Mit dem Instrument der Nebenklage können Betroffene schwerer Straftaten in einem Strafprozess ihrer Sicht auf das Tatgeschehen Gehör verschaffen. Der Bundesgerichtshof (BGH) hat mit seinem Beschluss (Az. 3 StR 214/20) die Rechte der Nebenklage gestärkt. Der Entscheidung lag ein Fall zugrunde, in dem ein 14-Jähriger versuchte, seine Pflegeeltern im Schlaf zu erstechen. Die Pflegeeltern überlebten schwer verletzt. Bei dem Prozess vor dem Landgericht Koblenz standen der Vorwurf des versuchten Mordes in zwei Fällen und der gefährlichen Körperverletzung im Raum. Die Pflegeeltern wurden als Nebenkläger:innen zugelassen, doch zur Verwunderung des Gerichtes wirkten sie auf einen Freispruch des Jugendlichen hin. Sie stellten mit zahlreichen Anträgen insbesondere dessen strafrechtliche Verantwortlichkeit und Schuldfähigkeit in Frage. Das Gericht hielt dieses Prozessverhalten für unvereinbar mit dem Institut der Nebenklage und hob die Zulassung der Nebenklage durch Beschluss wieder auf. Dies sah der BGH anders und erklärte, ein Anschluss der Nebenklage an den Prozess sei auch dann zulässig, wenn die Nebenklage auf einen Freispruch hinwirke.
Diese Entscheidung ist gemäß dem Zweck der Nebenklage nur folgerichtig. Sie soll den Betroffenen eine aktive Vertretung ihrer Interessen im Prozess ermöglichen. Dieses Verständnis der Nebenklage gilt seit Einführung des Opferschutzgesetzes von 1986. Betroffene waren vor der Reform vor allem als Zeug:innen Beweismittel und als solche lediglich Objekt des Prozesses. Die Betroffenen waren (und sind dies auch heute noch) im Zeug:innenstand oftmals unangenehmen, provokanten Fragen von der Staatsanwaltschaft und der Verteidigung ausgesetzt. Besonders bei Delikten gegen die körperliche oder sexuelle Freiheit kann dies mitunter retraumatisieren.
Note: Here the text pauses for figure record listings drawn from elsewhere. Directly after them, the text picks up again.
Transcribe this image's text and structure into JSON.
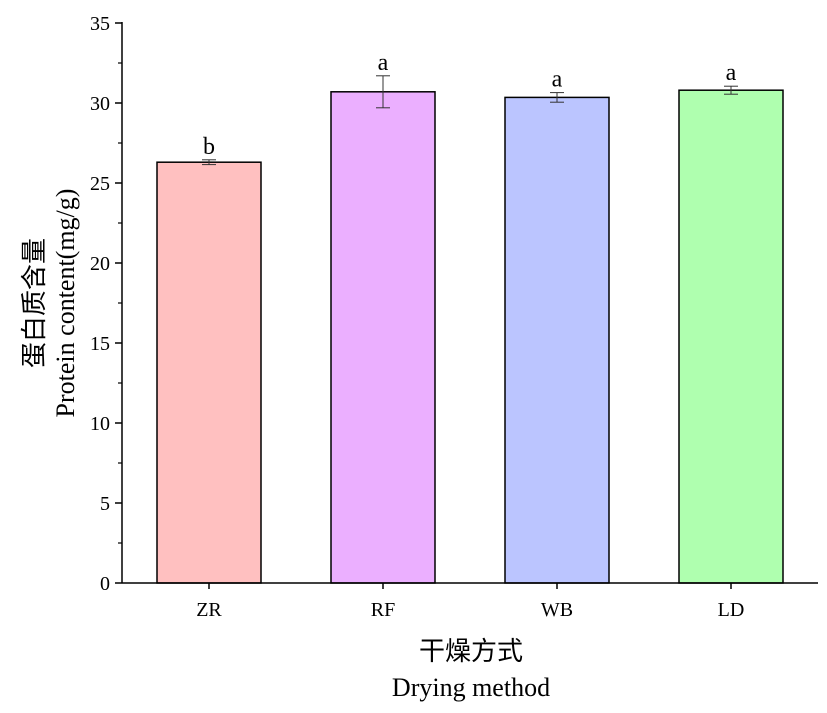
{
  "chart_data": {
    "type": "bar",
    "categories": [
      "ZR",
      "RF",
      "WB",
      "LD"
    ],
    "values": [
      26.3,
      30.7,
      30.35,
      30.8
    ],
    "errors": [
      0.15,
      1.0,
      0.3,
      0.25
    ],
    "significance_labels": [
      "b",
      "a",
      "a",
      "a"
    ],
    "colors": [
      "#FFC0C0",
      "#EBAFFF",
      "#BBC5FF",
      "#AFFFAF"
    ],
    "xlabel_cn": "干燥方式",
    "xlabel": "Drying method",
    "ylabel_cn": "蛋白质含量",
    "ylabel": "Protein content(mg/g)",
    "ylim": [
      0,
      35
    ],
    "yticks": [
      0,
      5,
      10,
      15,
      20,
      25,
      30,
      35
    ],
    "grid": false
  }
}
Die Reform von 1986 befreite die Betroffenen aus dieser rein passiven Rolle im Strafverfahren und wies ihnen eine selbstständige, aktive Rolle als Verfahrensbeteiligte zu. Nebenkläger:innen sind seither mit umfangreichen eigenen Verfahrensrechten ausgestattet. Sie können unter anderem Frage- und Beweisantragsrechte wahrnehmen oder Anordnungen des/der Vorsitzenden beanstanden. Die Nebenklage ist hingegen nicht – und darauf weist auch der BGH zurecht hin – eine Verdopplung der Anklage. Sie muss daher nicht ausschließlich auf die Verurteilung des/der Angeklagten hinwirken. Nur wenn die Nebenklage eigenständig ihre Interpretation des Tathergangs in den Prozess einbringen kann, sei es, indem sie den Freispruch des/der Angeklagten fordert, wird die Nebenklage als Prozesssubjekt ernst genommen.